Cinnamon Roll Tuesdays and Thursdays proved to be a hit after all. So much so, Clark soon realized they needed a lot more space, dedicated to the mission of providing an essential gathering and eating spot for residents of Shell and surrounding areas.
And that is how the legendary Shell Store was finally reborn.
The building the Shell Store is located in today is the stuff of local legends. It began as a frontier general store more than 125 years ago in 1896 or 1897.
It carried saddles and supplies for ranchers, as well as fabric and corsets for women. There were canned goods and other staples that the pioneers settling the area needed to survive.
The Shell Store over time wore many hats. It was a lodge at one time, a private residence at another. It was also sometimes empty of any business at all, serving merely as storage.
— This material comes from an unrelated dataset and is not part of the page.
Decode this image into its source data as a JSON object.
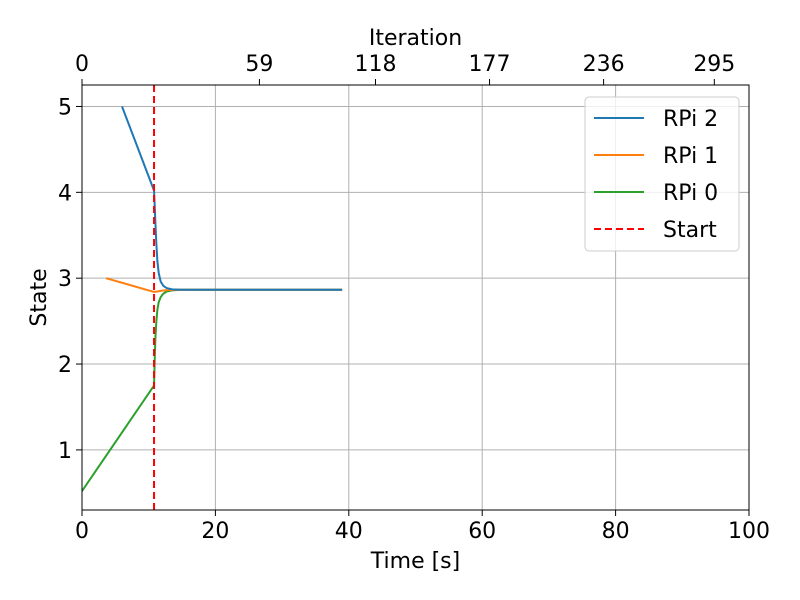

It was, Clark decided, the perfect place to put her year-round cafe, which she envisioned as a modern-day version of a mercantile store.
The Shell Store today is a living, creative space for Clark to test her mettle in the kitchen. She tries out new recipes every week, and offers them up on Tasting Thursdays. She’s constantly searching for that next thing that’s going to delight her patrons.
Not only does she offer pastries, there are hamburgers, sandwiches and fries, along with daily specials like bacon-wrapped meatloaf or prime rib. She also, true to the general store concept, carries Wyoming-made products that are either useful or can serve as gifts or souvenirs.
Clark’s business is one of many started during 2020 that has managed to take everything the COVID-19 pandemic could throw her way.
“Opening the store was very scary in the beginning,” Clark said. “The governor was saying, you know, close your doors.”
But she had already signed food-service contracts and rental agreements for the space, and she couldn’t just not open her doors at that point. There was too much at stake.
“There was no turning back,” Clark said. “We already had people lined up to work for us and depending on us. So, we had no idea what was going to happen at the time, but it all turned out fine in the end.”
Clark got through it by pivoting quickly to a take-out model for the new café, and adding a robust, outdoor seating area for summer picnics. That area, she added, is one of her customers’ favorites in the summer, when the weather is nice.
There’s just something about a scenic drive and a picnic outdoors that goes together, like hobbits and Elevenses.